Friday, January 25, 2008

The Stimulus Fallout

Every newspaper I've read is calling the stimulus package deal reached between Democratic Congressional leaders and the Bush White House a glorious bit of bipartisan awesomeness. Except there's nothing awesome about it.

Specifically, the Democrats appear to have buckled in the face of the Bush administration’s ideological rigidity, dropping demands for provisions that would have helped those most in need. And those happen to be the same provisions that might actually have made the stimulus plan effective [...]

The goal of a stimulus plan should be to support overall spending, so as to avert or limit the depth of a recession. If the money the government lays out doesn’t get spent — if it just gets added to people’s bank accounts or used to pay off debts — the plan will have failed.

And sending checks to people in good financial shape does little or nothing to increase overall spending. People who have good incomes, good credit and secure employment make spending decisions based on their long-term earning power rather than the size of their latest paycheck. Give such people a few hundred extra dollars, and they’ll just put it in the bank.


And Krugman has the numbers to prove it. Close to two-thirds of these rebates go to the top two-fifths of American households, to people who don't need the money and who won't spend it. Democrats in the Senate are trying to change that, and Bush is chastising them, saying not to mess with his terrible plan. So we're headed for another humiliation, and a potential cave-in by Democrats, giving a fake "stimulus" that puts a lot of extra money needlessly into the pockets of rich people.

Meanwhile, it seems that the Dems should makemore of this.

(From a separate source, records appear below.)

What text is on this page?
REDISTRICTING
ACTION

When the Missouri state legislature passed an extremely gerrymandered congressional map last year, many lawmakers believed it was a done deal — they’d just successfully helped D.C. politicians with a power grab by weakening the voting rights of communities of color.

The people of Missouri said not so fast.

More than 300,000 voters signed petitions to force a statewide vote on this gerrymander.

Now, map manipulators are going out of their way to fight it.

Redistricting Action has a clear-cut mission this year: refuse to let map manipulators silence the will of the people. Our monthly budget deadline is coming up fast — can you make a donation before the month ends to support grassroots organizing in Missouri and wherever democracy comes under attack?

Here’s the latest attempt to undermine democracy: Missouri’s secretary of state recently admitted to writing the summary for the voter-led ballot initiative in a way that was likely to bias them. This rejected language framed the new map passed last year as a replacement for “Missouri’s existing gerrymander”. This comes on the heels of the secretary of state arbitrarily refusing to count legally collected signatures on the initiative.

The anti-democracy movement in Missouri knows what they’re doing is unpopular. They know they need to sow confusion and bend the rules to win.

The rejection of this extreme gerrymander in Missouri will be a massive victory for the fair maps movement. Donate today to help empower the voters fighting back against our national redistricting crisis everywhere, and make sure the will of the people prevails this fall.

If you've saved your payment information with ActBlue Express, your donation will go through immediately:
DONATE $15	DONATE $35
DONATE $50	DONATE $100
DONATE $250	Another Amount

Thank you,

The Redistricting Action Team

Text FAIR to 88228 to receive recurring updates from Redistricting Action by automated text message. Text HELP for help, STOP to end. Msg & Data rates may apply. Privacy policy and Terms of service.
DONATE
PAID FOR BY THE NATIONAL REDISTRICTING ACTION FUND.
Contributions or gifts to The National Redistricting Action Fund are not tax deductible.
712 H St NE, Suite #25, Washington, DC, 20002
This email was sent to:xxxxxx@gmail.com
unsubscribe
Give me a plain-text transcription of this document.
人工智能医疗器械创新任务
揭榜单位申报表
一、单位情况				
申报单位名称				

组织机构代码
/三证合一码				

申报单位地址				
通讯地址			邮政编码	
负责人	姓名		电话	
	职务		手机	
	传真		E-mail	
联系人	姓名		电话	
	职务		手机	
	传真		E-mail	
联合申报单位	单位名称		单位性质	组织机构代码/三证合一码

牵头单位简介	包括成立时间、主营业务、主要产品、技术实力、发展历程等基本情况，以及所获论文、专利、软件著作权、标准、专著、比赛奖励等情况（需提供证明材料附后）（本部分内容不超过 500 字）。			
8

The Bush administration will cut counterterrorism money for police, firefighters and rescue departments next year, but not by as much as it originally proposed.

Next month the White House will request $2.2 billion to help states and cities protect against terrorist attacks in 2009, and not $1.4 billion, an administration aide told Rep. Peter King, R-N.Y., on Friday. That would be 10 percent more than the president requested for 2008, but 40 percent less than Congress gave the department this year.


This is called "keeping America safe."